A noteworthy point about the intrinsic dimensions is that the variables used to explain the data here are concerned with the original dimensions of the data points rather than the abstract information compression that humans perform. So when we started thinking about the reason for MNIST’s estimated ID turning out to be around ~14.something, we should have thought in the data space rather than the semantic space. Originally, there lies a pattern in MNIST images, which are believed to be coming from a low dimensional manifold, and the intrinsic dimension of this manifold is ~14.something (approximated according to TwoNN), meaning that the MNIST style images can be compressed to ~15 dimensions without losing any information. So, the computation of intrinsic dimension has nothing to do with the number of digits present in the dataset, but it instead is the number of dimensions required to explain the dataset in its original space.
Sneak Peak to GRIDE
A recent work on similar lines (Denti et al., 2022) presents a generalized version of the TwoNN algorithm and provides a more robust way of computing intrinsic dimensions. Instead of taking $R = {r_2\over r_1}$, i.e., the ratio of distance using the first and the second nearest neighbors, GRIDE suggests considering the $k^{th}$ and the $l^{th}$ nearest neighbors to estimate the intrinsic dimension and formulates the following closed-form expression for the probability distribution.
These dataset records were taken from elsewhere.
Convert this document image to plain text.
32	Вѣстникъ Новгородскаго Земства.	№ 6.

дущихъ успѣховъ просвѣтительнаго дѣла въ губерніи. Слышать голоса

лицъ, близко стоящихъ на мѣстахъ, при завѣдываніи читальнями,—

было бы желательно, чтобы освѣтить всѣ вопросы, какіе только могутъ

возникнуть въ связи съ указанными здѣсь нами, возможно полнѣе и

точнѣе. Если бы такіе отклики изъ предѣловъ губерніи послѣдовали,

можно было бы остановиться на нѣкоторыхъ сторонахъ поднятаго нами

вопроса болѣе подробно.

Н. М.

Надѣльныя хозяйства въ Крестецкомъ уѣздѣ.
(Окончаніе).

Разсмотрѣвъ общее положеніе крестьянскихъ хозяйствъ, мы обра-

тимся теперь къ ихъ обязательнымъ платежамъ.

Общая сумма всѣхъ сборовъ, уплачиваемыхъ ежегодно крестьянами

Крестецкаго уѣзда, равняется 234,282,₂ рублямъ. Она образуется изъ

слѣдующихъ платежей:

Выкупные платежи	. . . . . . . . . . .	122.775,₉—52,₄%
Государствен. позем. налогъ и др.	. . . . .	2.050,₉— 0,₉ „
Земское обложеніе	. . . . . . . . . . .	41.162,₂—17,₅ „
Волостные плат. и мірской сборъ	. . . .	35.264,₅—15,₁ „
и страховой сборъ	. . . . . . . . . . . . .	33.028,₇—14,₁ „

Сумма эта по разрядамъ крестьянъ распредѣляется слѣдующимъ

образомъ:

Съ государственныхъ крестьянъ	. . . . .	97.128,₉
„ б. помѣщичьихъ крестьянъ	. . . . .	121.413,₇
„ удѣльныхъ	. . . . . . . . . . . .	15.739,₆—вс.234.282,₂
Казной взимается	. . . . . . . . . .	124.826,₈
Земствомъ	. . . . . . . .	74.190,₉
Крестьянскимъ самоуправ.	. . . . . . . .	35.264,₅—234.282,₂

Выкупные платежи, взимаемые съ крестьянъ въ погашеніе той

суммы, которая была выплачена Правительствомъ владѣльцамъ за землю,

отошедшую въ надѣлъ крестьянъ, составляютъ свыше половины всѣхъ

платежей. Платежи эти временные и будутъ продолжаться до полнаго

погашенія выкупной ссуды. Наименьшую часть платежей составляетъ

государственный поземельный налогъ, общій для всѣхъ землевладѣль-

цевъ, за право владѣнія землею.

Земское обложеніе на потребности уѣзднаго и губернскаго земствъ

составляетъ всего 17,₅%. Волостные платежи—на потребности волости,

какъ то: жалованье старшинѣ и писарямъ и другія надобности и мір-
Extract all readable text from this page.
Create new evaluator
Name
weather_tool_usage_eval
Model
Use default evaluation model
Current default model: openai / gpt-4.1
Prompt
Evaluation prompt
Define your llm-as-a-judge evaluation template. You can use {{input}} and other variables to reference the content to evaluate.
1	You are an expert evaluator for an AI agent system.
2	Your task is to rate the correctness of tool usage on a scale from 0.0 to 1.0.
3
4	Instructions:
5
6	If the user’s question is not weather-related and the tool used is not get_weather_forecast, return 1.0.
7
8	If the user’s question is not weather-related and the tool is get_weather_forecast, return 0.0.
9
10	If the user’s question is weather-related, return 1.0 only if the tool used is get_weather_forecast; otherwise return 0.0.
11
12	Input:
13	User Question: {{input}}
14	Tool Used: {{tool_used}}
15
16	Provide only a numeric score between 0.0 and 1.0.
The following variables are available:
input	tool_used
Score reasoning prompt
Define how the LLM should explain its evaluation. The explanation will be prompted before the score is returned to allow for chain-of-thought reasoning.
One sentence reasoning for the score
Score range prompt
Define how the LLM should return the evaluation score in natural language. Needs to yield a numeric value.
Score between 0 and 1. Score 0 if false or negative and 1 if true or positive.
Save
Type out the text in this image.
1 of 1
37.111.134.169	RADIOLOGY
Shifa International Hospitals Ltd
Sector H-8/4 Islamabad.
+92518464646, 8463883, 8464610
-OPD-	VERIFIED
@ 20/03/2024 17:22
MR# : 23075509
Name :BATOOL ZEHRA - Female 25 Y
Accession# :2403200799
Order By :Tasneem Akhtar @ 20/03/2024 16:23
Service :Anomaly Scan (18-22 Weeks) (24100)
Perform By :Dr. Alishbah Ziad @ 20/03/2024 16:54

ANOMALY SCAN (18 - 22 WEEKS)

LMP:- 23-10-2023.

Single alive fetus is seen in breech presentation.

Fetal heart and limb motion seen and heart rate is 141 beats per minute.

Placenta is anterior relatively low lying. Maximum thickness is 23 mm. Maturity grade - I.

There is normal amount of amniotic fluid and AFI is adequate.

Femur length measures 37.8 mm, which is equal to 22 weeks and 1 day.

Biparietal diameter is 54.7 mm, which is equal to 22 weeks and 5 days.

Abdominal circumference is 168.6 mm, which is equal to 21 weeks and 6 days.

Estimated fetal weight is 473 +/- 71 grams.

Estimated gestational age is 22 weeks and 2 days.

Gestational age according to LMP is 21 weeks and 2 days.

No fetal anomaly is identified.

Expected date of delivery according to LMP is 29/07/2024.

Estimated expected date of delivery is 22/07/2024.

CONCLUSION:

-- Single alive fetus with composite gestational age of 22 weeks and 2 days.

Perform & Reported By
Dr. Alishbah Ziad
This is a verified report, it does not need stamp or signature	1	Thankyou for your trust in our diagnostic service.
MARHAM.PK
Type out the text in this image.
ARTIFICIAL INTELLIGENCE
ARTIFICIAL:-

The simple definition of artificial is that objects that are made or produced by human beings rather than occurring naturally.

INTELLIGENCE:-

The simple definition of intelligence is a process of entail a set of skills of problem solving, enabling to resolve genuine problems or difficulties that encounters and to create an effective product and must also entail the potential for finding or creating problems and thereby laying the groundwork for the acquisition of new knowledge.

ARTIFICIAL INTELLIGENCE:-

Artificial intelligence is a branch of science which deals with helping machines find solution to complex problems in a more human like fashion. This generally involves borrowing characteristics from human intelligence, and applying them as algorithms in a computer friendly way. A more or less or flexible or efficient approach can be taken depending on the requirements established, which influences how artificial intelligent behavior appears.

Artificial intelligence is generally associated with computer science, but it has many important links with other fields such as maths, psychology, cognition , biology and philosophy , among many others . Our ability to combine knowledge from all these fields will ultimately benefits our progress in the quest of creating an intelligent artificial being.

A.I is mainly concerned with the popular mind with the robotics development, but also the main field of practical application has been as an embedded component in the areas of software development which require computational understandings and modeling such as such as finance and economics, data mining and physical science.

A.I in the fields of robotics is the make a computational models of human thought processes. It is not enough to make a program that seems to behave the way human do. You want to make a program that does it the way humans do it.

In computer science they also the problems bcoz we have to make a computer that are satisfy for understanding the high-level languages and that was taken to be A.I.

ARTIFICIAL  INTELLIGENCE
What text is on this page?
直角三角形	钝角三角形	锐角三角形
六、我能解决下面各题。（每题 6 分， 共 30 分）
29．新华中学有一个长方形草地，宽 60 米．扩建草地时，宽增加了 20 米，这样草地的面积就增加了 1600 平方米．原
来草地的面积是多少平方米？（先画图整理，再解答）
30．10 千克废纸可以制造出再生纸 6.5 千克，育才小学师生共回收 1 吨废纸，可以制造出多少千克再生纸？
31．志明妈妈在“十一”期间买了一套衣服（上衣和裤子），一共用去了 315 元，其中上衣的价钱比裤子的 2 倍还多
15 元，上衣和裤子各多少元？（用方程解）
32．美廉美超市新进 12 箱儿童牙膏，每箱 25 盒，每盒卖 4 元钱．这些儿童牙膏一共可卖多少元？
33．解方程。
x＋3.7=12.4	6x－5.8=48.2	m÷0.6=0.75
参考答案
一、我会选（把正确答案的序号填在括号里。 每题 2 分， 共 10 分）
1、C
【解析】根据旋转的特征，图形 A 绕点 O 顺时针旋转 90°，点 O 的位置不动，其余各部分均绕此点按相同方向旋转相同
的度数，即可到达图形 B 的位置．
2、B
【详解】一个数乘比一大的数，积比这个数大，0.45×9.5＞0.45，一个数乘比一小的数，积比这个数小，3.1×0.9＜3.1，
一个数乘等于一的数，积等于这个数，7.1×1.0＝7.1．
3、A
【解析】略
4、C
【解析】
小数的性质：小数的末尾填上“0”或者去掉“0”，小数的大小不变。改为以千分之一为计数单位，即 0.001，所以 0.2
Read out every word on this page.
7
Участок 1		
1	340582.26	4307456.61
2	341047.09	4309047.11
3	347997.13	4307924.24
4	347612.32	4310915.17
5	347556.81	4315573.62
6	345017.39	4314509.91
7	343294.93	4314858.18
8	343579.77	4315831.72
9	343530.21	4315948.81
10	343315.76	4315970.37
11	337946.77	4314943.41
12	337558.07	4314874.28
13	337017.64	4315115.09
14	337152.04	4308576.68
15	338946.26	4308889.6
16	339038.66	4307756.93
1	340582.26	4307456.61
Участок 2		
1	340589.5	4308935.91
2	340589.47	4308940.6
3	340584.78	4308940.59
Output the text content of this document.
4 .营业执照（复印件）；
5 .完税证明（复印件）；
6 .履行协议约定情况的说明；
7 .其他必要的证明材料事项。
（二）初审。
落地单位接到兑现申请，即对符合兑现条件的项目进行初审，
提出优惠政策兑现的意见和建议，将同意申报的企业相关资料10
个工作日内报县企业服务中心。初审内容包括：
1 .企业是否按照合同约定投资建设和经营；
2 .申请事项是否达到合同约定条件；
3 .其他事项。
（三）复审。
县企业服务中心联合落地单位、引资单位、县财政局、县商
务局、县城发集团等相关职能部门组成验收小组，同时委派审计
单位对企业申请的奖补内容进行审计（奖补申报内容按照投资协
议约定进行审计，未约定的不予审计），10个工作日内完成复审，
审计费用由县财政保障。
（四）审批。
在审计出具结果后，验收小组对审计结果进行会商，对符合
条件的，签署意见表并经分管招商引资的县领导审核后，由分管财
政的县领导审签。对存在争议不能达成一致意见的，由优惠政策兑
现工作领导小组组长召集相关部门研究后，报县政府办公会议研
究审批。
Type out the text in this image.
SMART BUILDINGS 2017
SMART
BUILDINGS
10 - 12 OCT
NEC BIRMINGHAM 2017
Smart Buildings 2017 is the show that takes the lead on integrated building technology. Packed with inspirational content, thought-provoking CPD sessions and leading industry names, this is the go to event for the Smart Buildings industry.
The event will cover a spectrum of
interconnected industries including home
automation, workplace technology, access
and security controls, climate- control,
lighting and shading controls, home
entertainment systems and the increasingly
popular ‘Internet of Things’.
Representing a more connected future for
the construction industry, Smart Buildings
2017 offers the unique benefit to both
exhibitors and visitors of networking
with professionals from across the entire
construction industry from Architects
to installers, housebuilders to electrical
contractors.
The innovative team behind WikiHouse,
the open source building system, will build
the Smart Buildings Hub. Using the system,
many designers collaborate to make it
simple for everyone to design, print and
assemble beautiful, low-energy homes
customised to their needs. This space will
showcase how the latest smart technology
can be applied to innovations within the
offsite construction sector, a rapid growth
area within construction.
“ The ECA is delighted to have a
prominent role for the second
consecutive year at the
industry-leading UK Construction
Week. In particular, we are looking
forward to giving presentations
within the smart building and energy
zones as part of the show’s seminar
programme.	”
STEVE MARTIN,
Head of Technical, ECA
$$ \begin{gathered} \mu_{i,k,l} = {r_{i,k}\over r_{i,l}} \\ p(\mu_{i,k,l} = \mu_0) = \begin{cases}\displaystyle{d (\mu_0^d -1)^{k-l-1} \over \mu_0^{(k-1)d + 1}B(k-l, l)} & \mu_0 > 1 \\ 0 & \text{otherwise} \end{cases} \end{gathered} $$
where $B(\cdot, \cdot)$ is the beta function. The below figure shows how the probability estimates change as we change the value of $k$ and $l$.
Further, using the above probability distribution, they propose an optimization problem over the variable $d$ to estimate the intrinsic dimension.
$$ \log \mathcal{L}(d)=N \log d+\left(k_2-k_1-1\right) \sum_{i=1}^N \log \left(\mu_i^d-1\right) \qquad \qquad \qquad \qquad \\ \qquad \qquad \qquad \qquad \qquad -\log \left(B\left(k_2-k_1, k_1\right)\right) \ -\left(\left(k_2-1\right) d+1\right) \sum_{i=1}^N \log \left(\mu_i\right) $$
which is a concave optimization problem and can be solved using standard concave optimizers. We tried exploring if we can solve the above optimization problem using CVXPY library; however, in the optimization problem above, the objective function relies on the parameter which of the form $\mathcal{O}(\mu^{d})$ (not implemented in the current version of the library as of December 2023).
Conclusion
In this post, we went through the underlying perspective of the Poisson process that TwoNN provides for computing intrinsic dimensions. We also went through the math behind the computation of intrinsic dimensions and how it can be approximated using the ratio of the two nearest neighbors. Further, we sneak peeked into the GRIDE algorithm, which also provides a generalization of the twoNN algorithm. We performed some experiments to see the effect of adding additional information to the dataset and how it affects the intrinsic dimensions. Overall, we hope this post provides a good starting point for anyone who wants to explore the field of intrinsic dimensions.